Hard Disk and File System Recommendations¶
Hard Drive Prep¶
Ceph aims for data safety, which means that when the Ceph Client receives notice that data was written to a storage drive, that data was actually written to the storage drive. For old kernels (<2.6.33), disable the write cache if the journal is on a raw drive. Newer kernels should work fine.
Use hdparm
to disable write caching on the hard disk:
sudo hdparm -W 0 /dev/hda 0
In production environments, we recommend running a Ceph OSD Daemon with separate drives for the operating system and the data.

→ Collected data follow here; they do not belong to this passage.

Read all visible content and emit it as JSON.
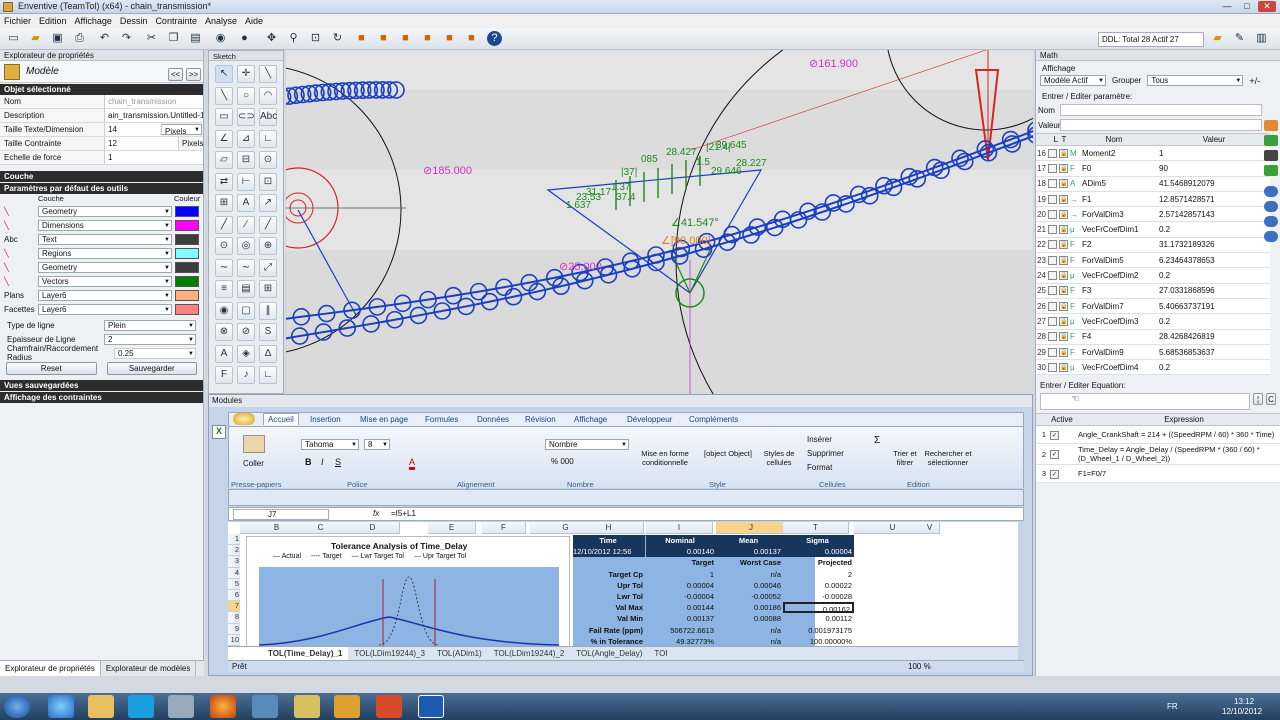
{
  "window": {
    "title": "Enventive (TeamTol) (x64) - chain_transmission*",
    "min": "—",
    "max": "□",
    "close": "✕"
  },
  "menu": [
    "Fichier",
    "Edition",
    "Affichage",
    "Dessin",
    "Contrainte",
    "Analyse",
    "Aide"
  ],
  "toolbar": {
    "ddl_status": "DDL: Total 28 Actif 27"
  },
  "props": {
    "panel_title": "Explorateur de propriétés",
    "header": "Modèle",
    "section_selected": "Objet sélectionné",
    "rows": [
      {
        "k": "Nom",
        "v": "chain_transmission"
      },
      {
        "k": "Description",
        "v": "ain_transmission.Untitled-1>"
      },
      {
        "k": "Taille Texte/Dimension",
        "v": "14",
        "unit": "Pixels"
      },
      {
        "k": "Taille Contrainte",
        "v": "12",
        "unit": "Pixels"
      },
      {
        "k": "Echelle de force",
        "v": "1"
      }
    ],
    "section_layer": "Couche",
    "section_defaults": "Paramètres par défaut des outils",
    "col_layer": "Couche",
    "col_color": "Couleur",
    "tool_rows": [
      {
        "icon": "line-tool-icon",
        "layer": "Geometry",
        "color": "#0000ff"
      },
      {
        "icon": "dimension-tool-icon",
        "layer": "Dimensions",
        "color": "#ff00ff"
      },
      {
        "icon": "text-tool-icon",
        "lab": "Abc",
        "layer": "Text",
        "color": "#3c3c3c"
      },
      {
        "icon": "region-tool-icon",
        "layer": "Regions",
        "color": "#80ffff"
      },
      {
        "icon": "geometry-tool-icon",
        "layer": "Geometry",
        "color": "#3c3c3c"
      },
      {
        "icon": "vector-tool-icon",
        "layer": "Vectors",
        "color": "#008000"
      },
      {
        "lab": "Plans",
        "layer": "Layer6",
        "color": "#ffb080"
      },
      {
        "lab": "Facettes",
        "layer": "Layer6",
        "color": "#ff8080"
      }
    ],
    "linetype_label": "Type de ligne",
    "linetype": "Plein",
    "thickness_label": "Epaisseur de Ligne",
    "thickness": "2",
    "chamfer_label": "Chamfrain/Raccordement Radius",
    "chamfer": "0.25",
    "reset": "Reset",
    "save": "Sauvegarder",
    "saved_views": "Vues sauvegardées",
    "constraints_display": "Affichage des contraintes",
    "bottom_tabs": [
      "Explorateur de propriétés",
      "Explorateur de modèles"
    ]
  },
  "sketch": {
    "title": "Sketch",
    "tools": [
      "↖",
      "✛",
      "╲",
      "╲",
      "○",
      "◠",
      "▭",
      "⊂⊃",
      "Abc",
      "∠",
      "⊿",
      "∟",
      "▱",
      "⊟",
      "⊙",
      "⇄",
      "⊢",
      "⊡",
      "⊞",
      "A",
      "↗",
      "╱",
      "∕",
      "╱",
      "⊙",
      "◎",
      "⊕",
      "∼",
      "∼",
      "⤢",
      "≡",
      "▤",
      "⊞",
      "◉",
      "▢",
      "∥",
      "⊗",
      "⊘",
      "S",
      "A",
      "◈",
      "∆",
      "F",
      "♪",
      "∟"
    ]
  },
  "drawing": {
    "dims": [
      "⊘161.900",
      "⊘185.000",
      "⊘25.000",
      "∠41.547°",
      "∠[90.000]"
    ],
    "small": [
      "085",
      "|37|",
      "1.37",
      "28.427",
      "1.5",
      "|21.4|",
      "23.53",
      "31.17",
      "1.637",
      "37.4",
      "39.645",
      "29.646",
      "28.227"
    ]
  },
  "math": {
    "title": "Math",
    "display_label": "Affichage",
    "display_value": "Modèle Actif",
    "group_label": "Grouper",
    "group_value": "Tous",
    "param_label": "Entrer / Editer paramètre:",
    "name_label": "Nom",
    "value_label": "Valeur",
    "col_l": "L",
    "col_t": "T",
    "col_name": "Nom",
    "col_value": "Valeur",
    "rows": [
      {
        "n": "16",
        "t": "M",
        "nm": "Moment2",
        "v": "1"
      },
      {
        "n": "17",
        "t": "F",
        "nm": "F0",
        "v": "90"
      },
      {
        "n": "18",
        "t": "A",
        "nm": "ADim5",
        "v": "41.5468912079"
      },
      {
        "n": "19",
        "t": "→",
        "nm": "F1",
        "v": "12.8571428571"
      },
      {
        "n": "20",
        "t": "→",
        "nm": "ForValDim3",
        "v": "2.57142857143"
      },
      {
        "n": "21",
        "t": "μ",
        "nm": "VecFrCoefDim1",
        "v": "0.2"
      },
      {
        "n": "22",
        "t": "F",
        "nm": "F2",
        "v": "31.1732189326"
      },
      {
        "n": "23",
        "t": "F",
        "nm": "ForValDim5",
        "v": "6.23464378653"
      },
      {
        "n": "24",
        "t": "μ",
        "nm": "VecFrCoefDim2",
        "v": "0.2"
      },
      {
        "n": "25",
        "t": "F",
        "nm": "F3",
        "v": "27.0331868596"
      },
      {
        "n": "26",
        "t": "F",
        "nm": "ForValDim7",
        "v": "5.40663737191"
      },
      {
        "n": "27",
        "t": "μ",
        "nm": "VecFrCoefDim3",
        "v": "0.2"
      },
      {
        "n": "28",
        "t": "F",
        "nm": "F4",
        "v": "28.4268426819"
      },
      {
        "n": "29",
        "t": "F",
        "nm": "ForValDim9",
        "v": "5.68536853637"
      },
      {
        "n": "30",
        "t": "μ",
        "nm": "VecFrCoefDim4",
        "v": "0.2"
      }
    ],
    "eq_label": "Entrer / Editer Equation:",
    "eq_col_active": "Active",
    "eq_col_expr": "Expression",
    "equations": [
      {
        "n": "1",
        "e": "Angle_CrankShaft = 214 + ((SpeedRPM / 60) * 360 * Time)"
      },
      {
        "n": "2",
        "e": "Time_Delay = Angle_Delay / (SpeedRPM * (360 / 60) * (D_Wheel_1 / D_Wheel_2))"
      },
      {
        "n": "3",
        "e": "F1=F0/7"
      }
    ]
  },
  "modules": {
    "title": "Modules",
    "tabs": [
      "Accueil",
      "Insertion",
      "Mise en page",
      "Formules",
      "Données",
      "Révision",
      "Affichage",
      "Développeur",
      "Compléments"
    ],
    "groups": [
      "Presse-papiers",
      "Police",
      "Alignement",
      "Nombre",
      "Style",
      "Cellules",
      "Edition"
    ],
    "paste": "Coller",
    "font": "Tahoma",
    "size": "8",
    "numfmt": "Nombre",
    "cond": "Mise en forme conditionnelle",
    "table": {
      "hdr": [
        "Time",
        "Nominal",
        "Mean",
        "Sigma"
      ],
      "r2": [
        "12/10/2012 12:56",
        "0.00140",
        "0.00137",
        "0.00004"
      ],
      "hdr2": [
        "",
        "Target",
        "Worst Case",
        "Projected"
      ],
      "rows": [
        [
          "Target Cp",
          "1",
          "n/a",
          "2"
        ],
        [
          "Upr Tol",
          "0.00004",
          "0.00046",
          "0.00022"
        ],
        [
          "Lwr Tol",
          "-0.00004",
          "-0.00052",
          "-0.00028"
        ],
        [
          "Val Max",
          "0.00144",
          "0.00186",
          "0.00162"
        ],
        [
          "Val Min",
          "0.00137",
          "0.00088",
          "0.00112"
        ],
        [
          "Fail Rate (ppm)",
          "506722.6613",
          "n/a",
          "0.001973175"
        ],
        [
          "% in Tolerance",
          "49.32773%",
          "n/a",
          "100.00000%"
        ]
      ]
    },
    "styles": "Styles de cellules",
    "ins": "Insérer",
    "del": "Supprimer",
    "fmt": "Format",
    "sort": "Trier et filtrer",
    "find": "Rechercher et sélectionner",
    "cellref": "J7",
    "formula": "=I5+L1",
    "cols": [
      "A",
      "B",
      "C",
      "D",
      "E",
      "F",
      "G",
      "H",
      "I",
      "J",
      "T",
      "U",
      "V"
    ],
    "sheet_rows": [
      "1",
      "2",
      "3",
      "4",
      "5",
      "6",
      "7",
      "8",
      "9",
      "10"
    ],
    "chart_title": "Tolerance Analysis of Time_Delay",
    "legend": [
      "Actual",
      "Target",
      "Lwr Target Tol",
      "Upr Target Tol"
    ],
    "sheet_tabs": [
      "TOL(Time_Delay)_1",
      "TOL(LDim19244)_3",
      "TOL(ADim1)",
      "TOL(LDim19244)_2",
      "TOL(Angle_Delay)",
      "TOI"
    ],
    "status": "Prêt",
    "zoom": "100 %"
  },
  "taskbar": {
    "lang": "FR",
    "time": "13:12",
    "date": "12/10/2012"
  }
}
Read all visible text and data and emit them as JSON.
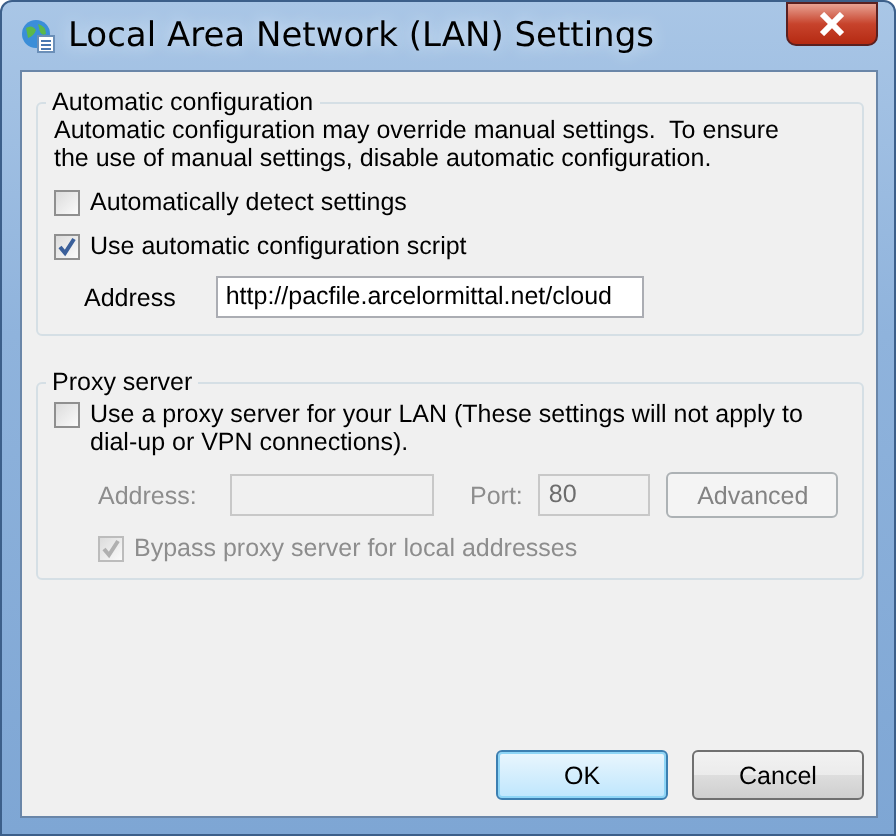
{
  "window": {
    "title": "Local Area Network (LAN) Settings"
  },
  "automatic_configuration": {
    "title": "Automatic configuration",
    "description": "Automatic configuration may override manual settings.  To ensure the use of manual settings, disable automatic configuration.",
    "options": [
      {
        "label": "Automatically detect settings",
        "checked": false
      },
      {
        "label": "Use automatic configuration script",
        "checked": true
      }
    ],
    "address": {
      "label": "Address",
      "value": "http://pacfile.arcelormittal.net/cloud"
    }
  },
  "proxy_server": {
    "title": "Proxy server",
    "use_proxy": {
      "label": "Use a proxy server for your LAN (These settings will not apply to dial-up or VPN connections).",
      "checked": false
    },
    "address": {
      "label": "Address:",
      "disabled": true
    },
    "port": {
      "label": "Port:",
      "value": "80",
      "disabled": true
    },
    "advanced_button": {
      "label": "Advanced",
      "disabled": true
    },
    "bypass": {
      "label": "Bypass proxy server for local addresses",
      "checked": true,
      "disabled": true
    }
  },
  "buttons": [
    {
      "label": "OK",
      "default": true
    },
    {
      "label": "Cancel",
      "default": false
    }
  ]
}
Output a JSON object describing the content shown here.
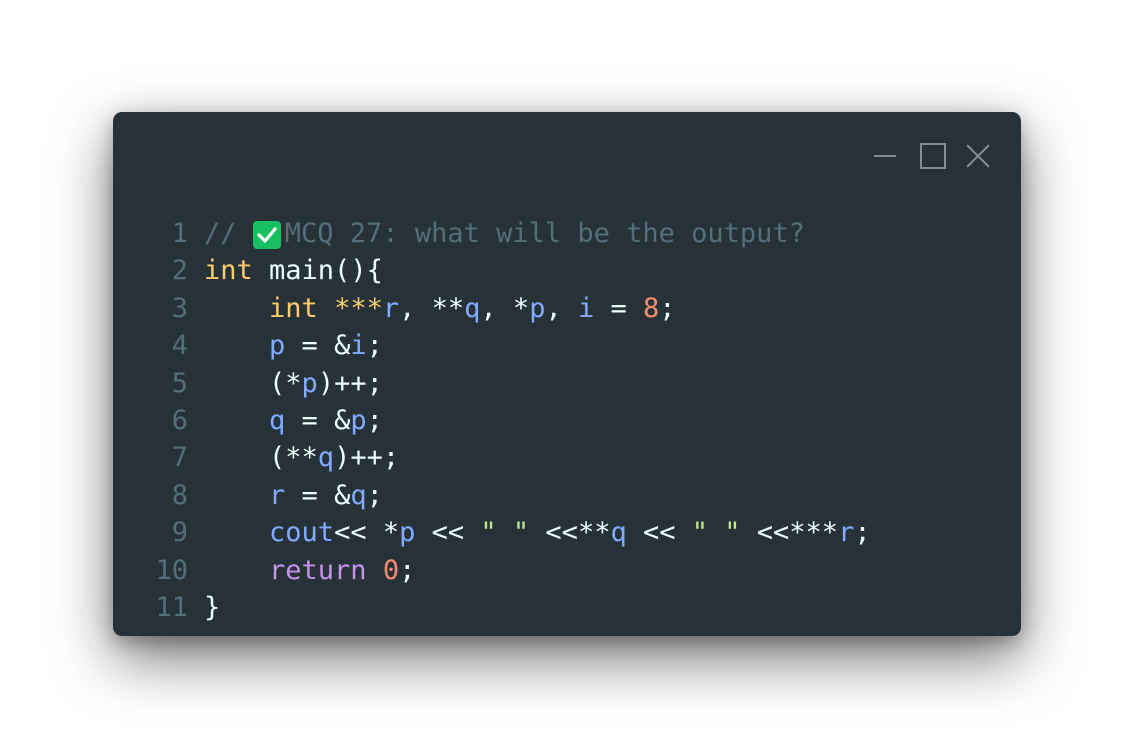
{
  "window": {
    "controls": {
      "minimize_icon": "minimize-icon",
      "maximize_icon": "maximize-icon",
      "close_icon": "close-icon"
    }
  },
  "code": {
    "lines": [
      {
        "n": "1",
        "tokens": [
          {
            "t": "// ",
            "c": "comment"
          },
          {
            "icon": "check-mark-icon"
          },
          {
            "t": "MCQ 27: what will be the output?",
            "c": "comment"
          }
        ]
      },
      {
        "n": "2",
        "tokens": [
          {
            "t": "int",
            "c": "keyword"
          },
          {
            "t": " main(){",
            "c": "plain"
          }
        ]
      },
      {
        "n": "3",
        "tokens": [
          {
            "t": "    ",
            "c": "plain"
          },
          {
            "t": "int",
            "c": "keyword"
          },
          {
            "t": " ",
            "c": "plain"
          },
          {
            "t": "***",
            "c": "ptr"
          },
          {
            "t": "r",
            "c": "var"
          },
          {
            "t": ", **",
            "c": "op"
          },
          {
            "t": "q",
            "c": "var"
          },
          {
            "t": ", *",
            "c": "op"
          },
          {
            "t": "p",
            "c": "var"
          },
          {
            "t": ", ",
            "c": "op"
          },
          {
            "t": "i",
            "c": "var"
          },
          {
            "t": " = ",
            "c": "op"
          },
          {
            "t": "8",
            "c": "num"
          },
          {
            "t": ";",
            "c": "op"
          }
        ]
      },
      {
        "n": "4",
        "tokens": [
          {
            "t": "    ",
            "c": "plain"
          },
          {
            "t": "p",
            "c": "var"
          },
          {
            "t": " = &",
            "c": "op"
          },
          {
            "t": "i",
            "c": "var"
          },
          {
            "t": ";",
            "c": "op"
          }
        ]
      },
      {
        "n": "5",
        "tokens": [
          {
            "t": "    (*",
            "c": "op"
          },
          {
            "t": "p",
            "c": "var"
          },
          {
            "t": ")++;",
            "c": "op"
          }
        ]
      },
      {
        "n": "6",
        "tokens": [
          {
            "t": "    ",
            "c": "plain"
          },
          {
            "t": "q",
            "c": "var"
          },
          {
            "t": " = &",
            "c": "op"
          },
          {
            "t": "p",
            "c": "var"
          },
          {
            "t": ";",
            "c": "op"
          }
        ]
      },
      {
        "n": "7",
        "tokens": [
          {
            "t": "    (**",
            "c": "op"
          },
          {
            "t": "q",
            "c": "var"
          },
          {
            "t": ")++;",
            "c": "op"
          }
        ]
      },
      {
        "n": "8",
        "tokens": [
          {
            "t": "    ",
            "c": "plain"
          },
          {
            "t": "r",
            "c": "var"
          },
          {
            "t": " = &",
            "c": "op"
          },
          {
            "t": "q",
            "c": "var"
          },
          {
            "t": ";",
            "c": "op"
          }
        ]
      },
      {
        "n": "9",
        "tokens": [
          {
            "t": "    ",
            "c": "plain"
          },
          {
            "t": "cout",
            "c": "var"
          },
          {
            "t": "<< *",
            "c": "op"
          },
          {
            "t": "p",
            "c": "var"
          },
          {
            "t": " << ",
            "c": "op"
          },
          {
            "t": "\" \"",
            "c": "str"
          },
          {
            "t": " <<**",
            "c": "op"
          },
          {
            "t": "q",
            "c": "var"
          },
          {
            "t": " << ",
            "c": "op"
          },
          {
            "t": "\" \"",
            "c": "str"
          },
          {
            "t": " <<***",
            "c": "op"
          },
          {
            "t": "r",
            "c": "var"
          },
          {
            "t": ";",
            "c": "op"
          }
        ]
      },
      {
        "n": "10",
        "tokens": [
          {
            "t": "    ",
            "c": "plain"
          },
          {
            "t": "return",
            "c": "return"
          },
          {
            "t": " ",
            "c": "plain"
          },
          {
            "t": "0",
            "c": "num"
          },
          {
            "t": ";",
            "c": "op"
          }
        ]
      },
      {
        "n": "11",
        "tokens": [
          {
            "t": "}",
            "c": "plain"
          }
        ]
      }
    ]
  },
  "colors": {
    "background": "#263238",
    "comment": "#546e7a",
    "keyword": "#ffcb6b",
    "variable": "#82aaff",
    "number": "#f78c6c",
    "string": "#c3e88d",
    "return": "#c792ea",
    "check_badge": "#16c060"
  }
}
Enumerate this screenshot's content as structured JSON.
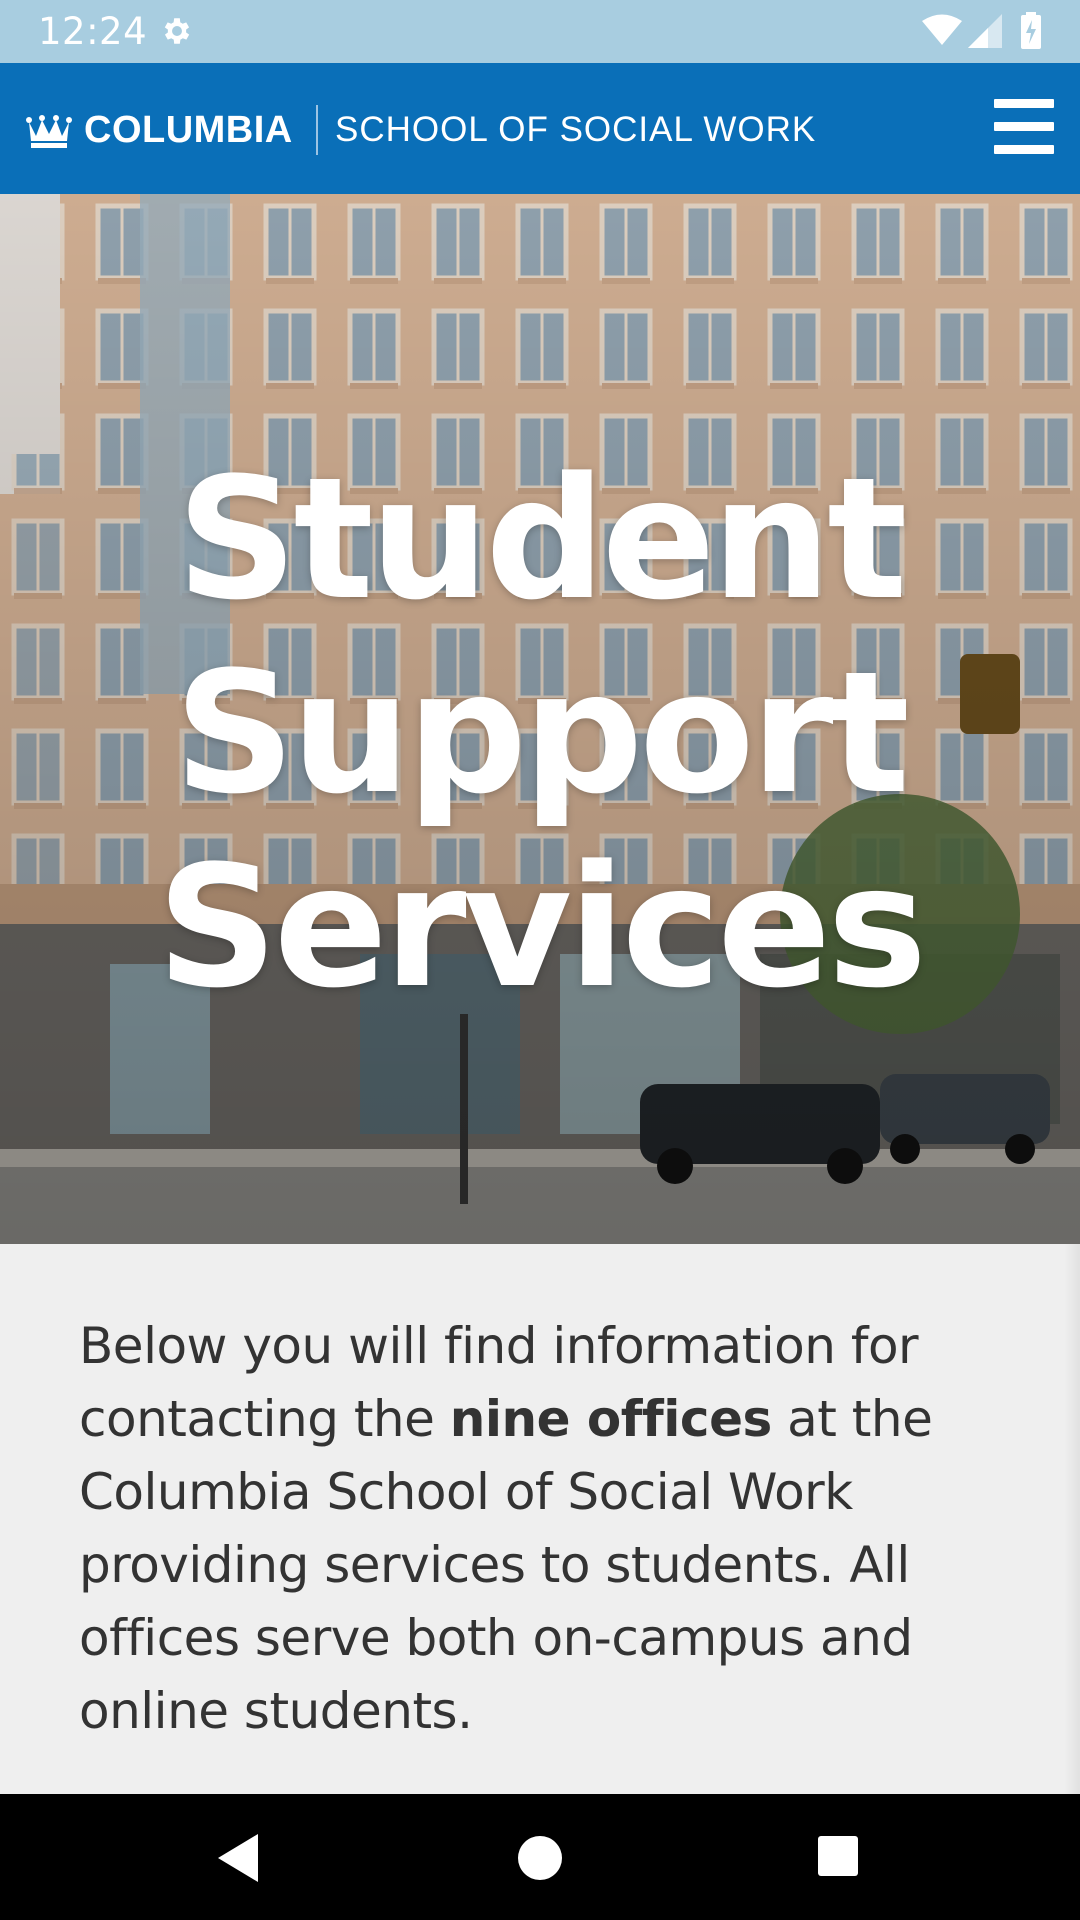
{
  "status_bar": {
    "time": "12:24",
    "icons": [
      "gear-icon",
      "wifi-icon",
      "signal-icon",
      "battery-icon"
    ]
  },
  "header": {
    "brand_name": "COLUMBIA",
    "school_name": "SCHOOL OF SOCIAL WORK",
    "menu_icon": "hamburger-menu-icon",
    "background_color": "#0a6fb8"
  },
  "hero": {
    "title_lines": [
      "Student",
      "Support",
      "Services"
    ],
    "image": "building-photo"
  },
  "intro": {
    "text_before": "Below you will find information for contacting the ",
    "text_bold": "nine offices",
    "text_after": " at the Columbia School of Social Work providing services to students. All offices serve both on-campus and online students."
  },
  "nav_bar": {
    "buttons": [
      "back-icon",
      "home-icon",
      "recents-icon"
    ]
  }
}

If you run data and an operating system on a single disk, we recommend creating a separate partition for your data.
Filesystems¶
Ceph OSD Daemons rely heavily upon the stability and performance of the underlying filesystem.
Recommended¶
We currently recommend XFS
for production deployments.
We used to recommend btrfs
for testing, development, and any non-critical
deployments becuase it has the most promising set of features. However, we
now plan to avoid using a kernel file system entirely with the new BlueStore
backend. btrfs
is still supported and has a comparatively compelling
set of features, but be mindful of its stability and support status in your
Linux distribution.
Not recommended¶
We recommend against using ext4
due to limitations in the size
of xattrs it can store, and the problems this causes with the way Ceph
handles long RADOS object names. Although these issues will generally
not surface with Ceph clusters using only short object names (e.g., an
RBD workload that does not include long RBD image names), other users
like RGW make extensive use of long object names and can break.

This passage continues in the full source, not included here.